The Cambridge History of English and American Literature in 18 Volumes (1907–21). rn VOLUME XVII. Later National Literature, Part II.XX. Newspapers Since 1860
§ 17. The Sunday Supplement
Closely related to this aspect of growth is the rise of the Sunday supplement. Sunday newspapers had occasionally vexed the pious all through the nineteenth century, and Sunday issues of daily newspapers, containing some news, but mainly fiction, features, and pictures, had gradually found a place, especially during and after the Civil War, when seven issues a week were deemed a necessity. But the old-fashioned journalists were unfriendly to the idea.
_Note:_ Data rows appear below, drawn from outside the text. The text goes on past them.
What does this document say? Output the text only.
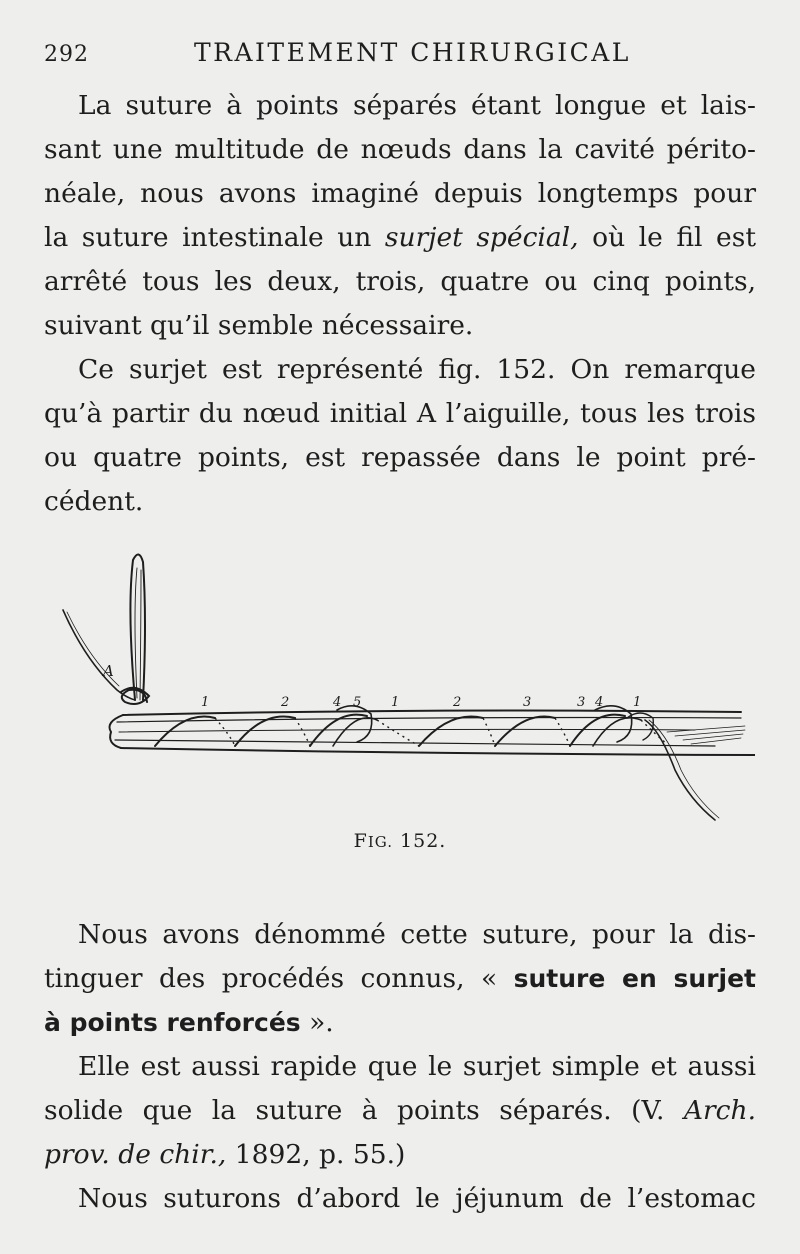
292	TRAITEMENT CHIRURGICAL
La suture à points séparés étant longue et lais-
sant une multitude de nœuds dans la cavité périto-
néale, nous avons imaginé depuis longtemps pour
la suture intestinale un surjet spécial, où le fil est
arrêté tous les deux, trois, quatre ou cinq points,
suivant qu’il semble nécessaire.
Ce surjet est représenté fig. 152. On remarque
qu’à partir du nœud initial A l’aiguille, tous les trois
ou quatre points, est repassée dans le point pré-
cédent.
A
1	2	4 5 1	2	3	3 4 1
FIG. 152.
Nous avons dénommé cette suture, pour la dis-
tinguer des procédés connus, « suture en surjet
à points renforcés ».
Elle est aussi rapide que le surjet simple et aussi
solide que la suture à points séparés. (V. Arch.
prov. de chir., 1892, p. 55.)
Nous suturons d’abord le jéjunum de l’estomac
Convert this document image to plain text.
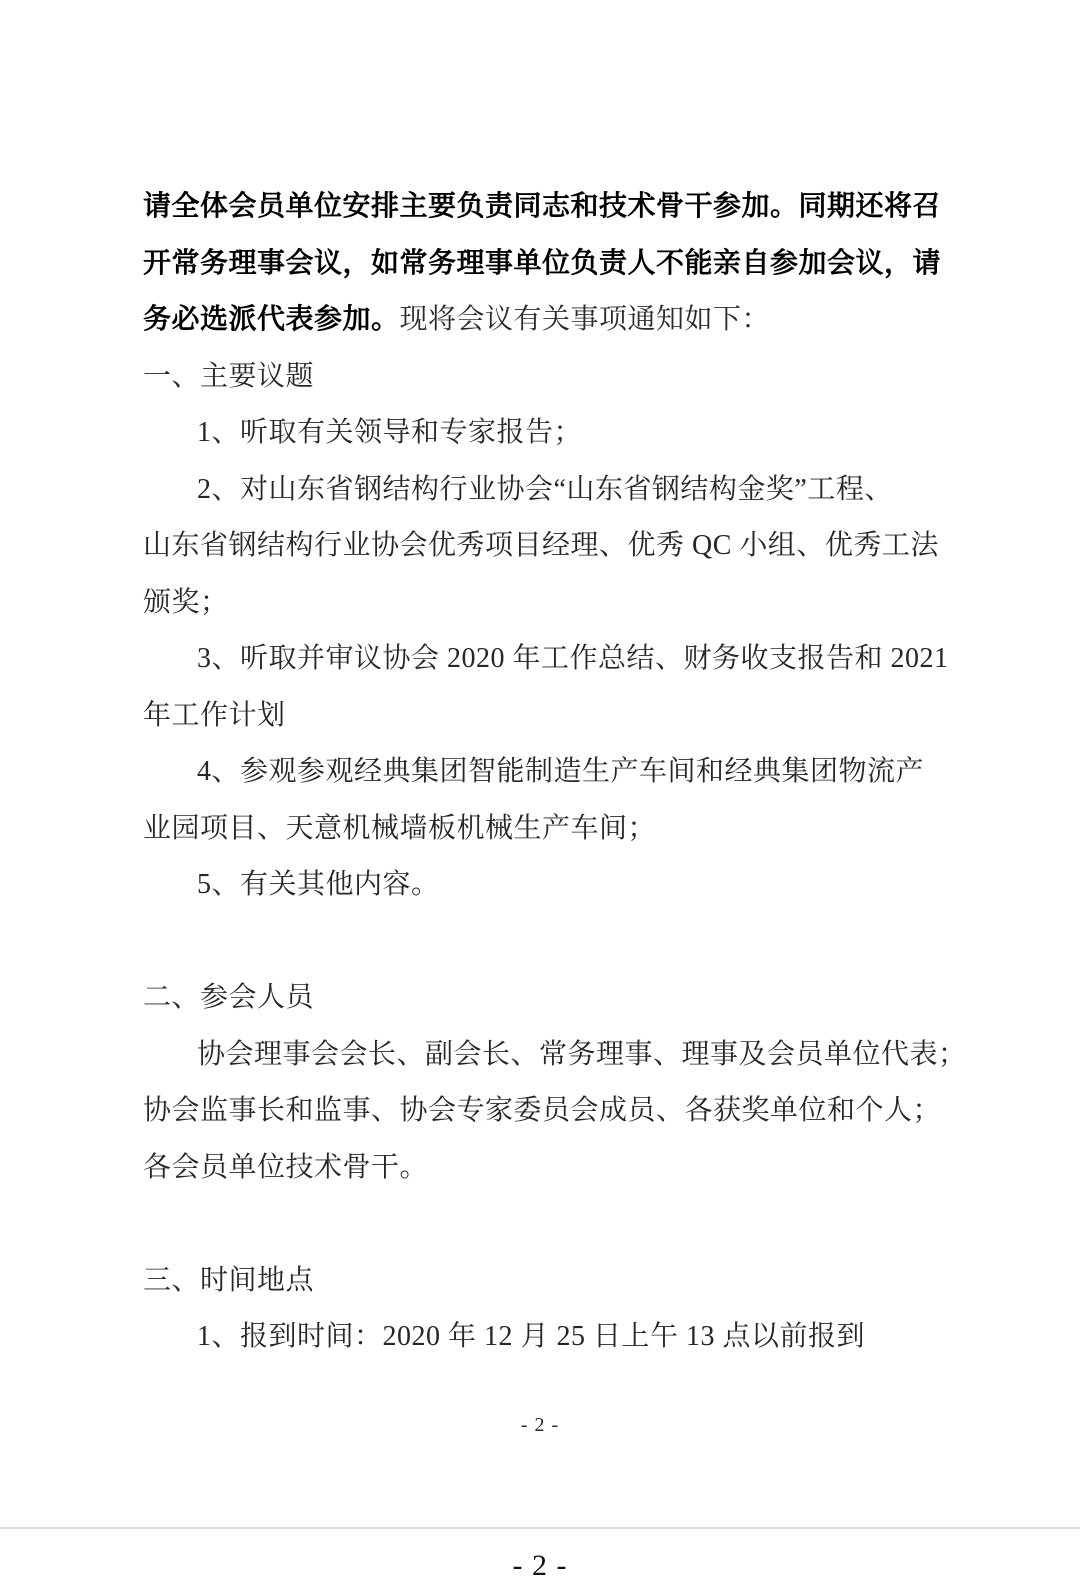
请全体会员单位安排主要负责同志和技术骨干参加。同期还将召
开常务理事会议，如常务理事单位负责人不能亲自参加会议，请
务必选派代表参加。现将会议有关事项通知如下：
一、主要议题
1、听取有关领导和专家报告；
2、对山东省钢结构行业协会“山东省钢结构金奖”工程、
山东省钢结构行业协会优秀项目经理、优秀 QC 小组、优秀工法
颁奖；
3、听取并审议协会 2020 年工作总结、财务收支报告和 2021
年工作计划
4、参观参观经典集团智能制造生产车间和经典集团物流产
业园项目、天意机械墙板机械生产车间；
5、有关其他内容。
二、参会人员
协会理事会会长、副会长、常务理事、理事及会员单位代表；
协会监事长和监事、协会专家委员会成员、各获奖单位和个人；
各会员单位技术骨干。
三、时间地点
1、报到时间：2020 年 12 月 25 日上午 13 点以前报到
- 2 -
- 2 -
Greeley in the later fifties had no sympathy with the proposal of Dana, then his managing editor, to issue a Sunday “picture paper.” The essence of the modern Sunday supplement is that it is made of pictures, light or sensational fiction, accounts of the strange, mysterious, or queer, gossip about persons of interest or notoriety—the frothiest part of the journalism of sensation. Its popularity has been due in great measure not merely to the lightness of tone but to the “comics” and the coloured pages, which interest the uneducated and the very young without making any demand on the intelligence. Only a small number of papers have been able to sustain, against the demand for the sensational, a Sunday supplement of real literary or pictorial worth.